Drylands, informally known as rangelands, occupy about 40 percent of the Earth’s surface. Dryland is a terrain familiar to many Idahoans. It’s found along the expansive Snake River Plain across Southern Idaho where there’s typically not enough water for trees to grow, except along the river banks. Drylands may appear rugged, but are fragile and sensitive to human activity.
Jen Pierce, an associate professor in the Department of Geosciences, has received a grant of more than $500,000 from the National Science Foundation to advance first-of-its-kind, critical zone research of drylands ecosystems. Pierce’s work focuses on understanding how carbon is stored in dryland soils, how human activities affect that storage and whether soils may offer a key to curbing climate change — a challenge that feels all the more urgent given the 2020 fire season that engulfed the West in flames.
Pierce’s research, a collaboration with researchers at the University of Texas at El Paso, New Mexico State University and the University of Wyoming, will take place over the next five years. Two of five study sites are in Idaho.
“The project will improve knowledge of soil and water resources in natural and agricultural fields locally with implications for drylands globally,” said Pierce.
In dryland soil, carbon is stored not in its organic form — think of the healthy black soil prized by gardeners — but in its inorganic form, calcium carbonate, that creates soil known as caliche, or hardpan.
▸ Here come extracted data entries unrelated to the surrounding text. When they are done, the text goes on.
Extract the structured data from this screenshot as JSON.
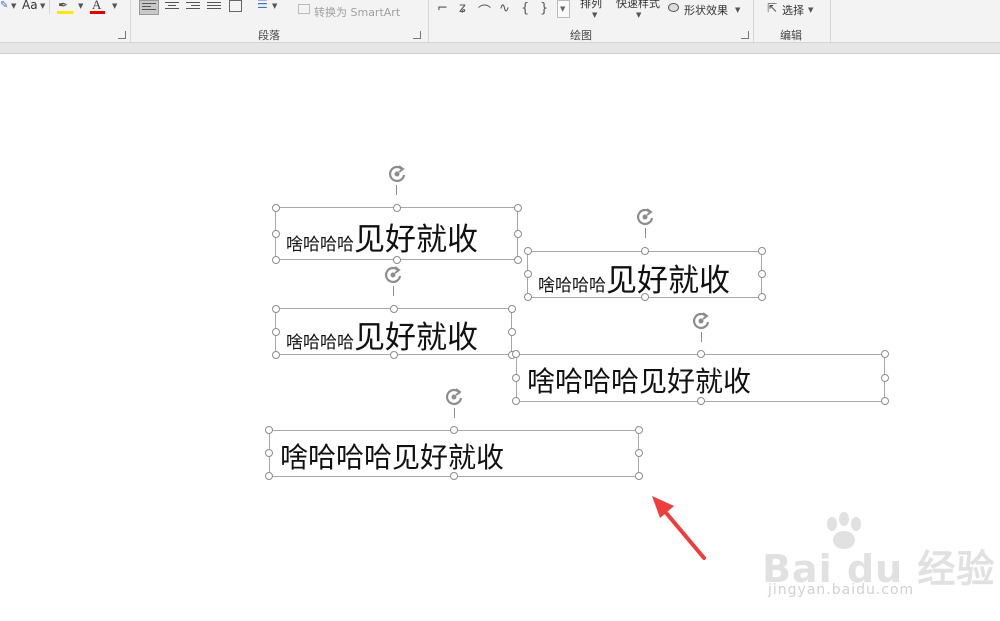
{
  "ribbon": {
    "font_size_label": "Aa",
    "convert_smartart": "转换为 SmartArt",
    "arrange": "排列",
    "quick_styles": "快速样式",
    "shape_effects": "形状效果",
    "select": "选择",
    "groups": {
      "paragraph": "段落",
      "drawing": "绘图",
      "editing": "编辑"
    },
    "colors": {
      "highlight": "#ffe600",
      "font_color": "#e00000",
      "accent": "#4472c4"
    }
  },
  "slide": {
    "textboxes": [
      {
        "small": "啥哈哈哈",
        "large": "见好就收"
      },
      {
        "small": "啥哈哈哈",
        "large": "见好就收"
      },
      {
        "small": "啥哈哈哈",
        "large": "见好就收"
      },
      {
        "text": "啥哈哈哈见好就收"
      },
      {
        "text": "啥哈哈哈见好就收"
      }
    ],
    "annotation_color": "#f03c3c"
  },
  "watermark": {
    "brand": "Bai du 经验",
    "url": "jingyan.baidu.com"
  }
}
This kind of soil represents long-term carbon storage.
“The more carbon we can store in the soil, the less carbon is released (in the form of carbon dioxide) into our atmosphere and warming planet,” said Pierce.
What scientists don’t yet know, she said, is how activities like irrigation or development that transform sagebrush into green lawns affect drylands. Do these activities increase or decrease the amount of inorganic carbon they hold? Does that, in turn, increase or decrease the amount of carbon dioxide released into the atmosphere?
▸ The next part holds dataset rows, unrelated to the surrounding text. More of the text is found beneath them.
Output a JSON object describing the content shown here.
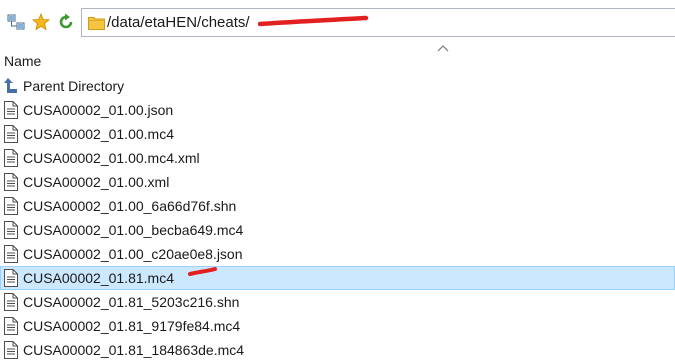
{
  "toolbar": {
    "icons": [
      "network-icon",
      "star-icon",
      "refresh-icon"
    ]
  },
  "address": {
    "path": "/data/etaHEN/cheats/"
  },
  "header": {
    "name_label": "Name"
  },
  "parent": {
    "label": "Parent Directory"
  },
  "files": [
    {
      "name": "CUSA00002_01.00.json"
    },
    {
      "name": "CUSA00002_01.00.mc4"
    },
    {
      "name": "CUSA00002_01.00.mc4.xml"
    },
    {
      "name": "CUSA00002_01.00.xml"
    },
    {
      "name": "CUSA00002_01.00_6a66d76f.shn"
    },
    {
      "name": "CUSA00002_01.00_becba649.mc4"
    },
    {
      "name": "CUSA00002_01.00_c20ae0e8.json"
    },
    {
      "name": "CUSA00002_01.81.mc4",
      "selected": true
    },
    {
      "name": "CUSA00002_01.81_5203c216.shn"
    },
    {
      "name": "CUSA00002_01.81_9179fe84.mc4"
    },
    {
      "name": "CUSA00002_01.81_184863de.mc4"
    }
  ],
  "colors": {
    "selection_fill": "#cce8ff",
    "selection_border": "#99d1ff",
    "annotation": "#e32020"
  }
}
“We don’t know,” said Pierce, “but I’m looking forward to finding out.”
Pierce wants to determine if augmenting drylands soils with calcium, a process that removes carbon dioxide from the air and stores it in a more permanent way as calcium carbonate underground, could be one weapon against climate change — one that could be applied around the world. Her team is studying the soil and measuring the presence of carbon dioxide in Kimberly near Twin Falls and Reynolds Creek in Owyhee County, both sites associated with United States Department of Agriculture research stations.
The community connection
In addition to the potential global applications, Pierce’s work with soils will offer opportunities for local STEAM education efforts, building on the educational outreach she’s already done in local K-6 classrooms, and outreach the geosciences department has done with projects like the science fair in the rural community of Marsing, Idaho.
“Kids love soils. Soils are super accessible. You can go out into your yard and get a sample,” said Pierce. “Without fail, kids will find great things to notice in soils. Worms are the highlights.”
The project will provide training opportunities for local teachers and engage the public through outreach activities and, in this rural part of the state, help students better understand the relationships between soil, farming and the health of the planet.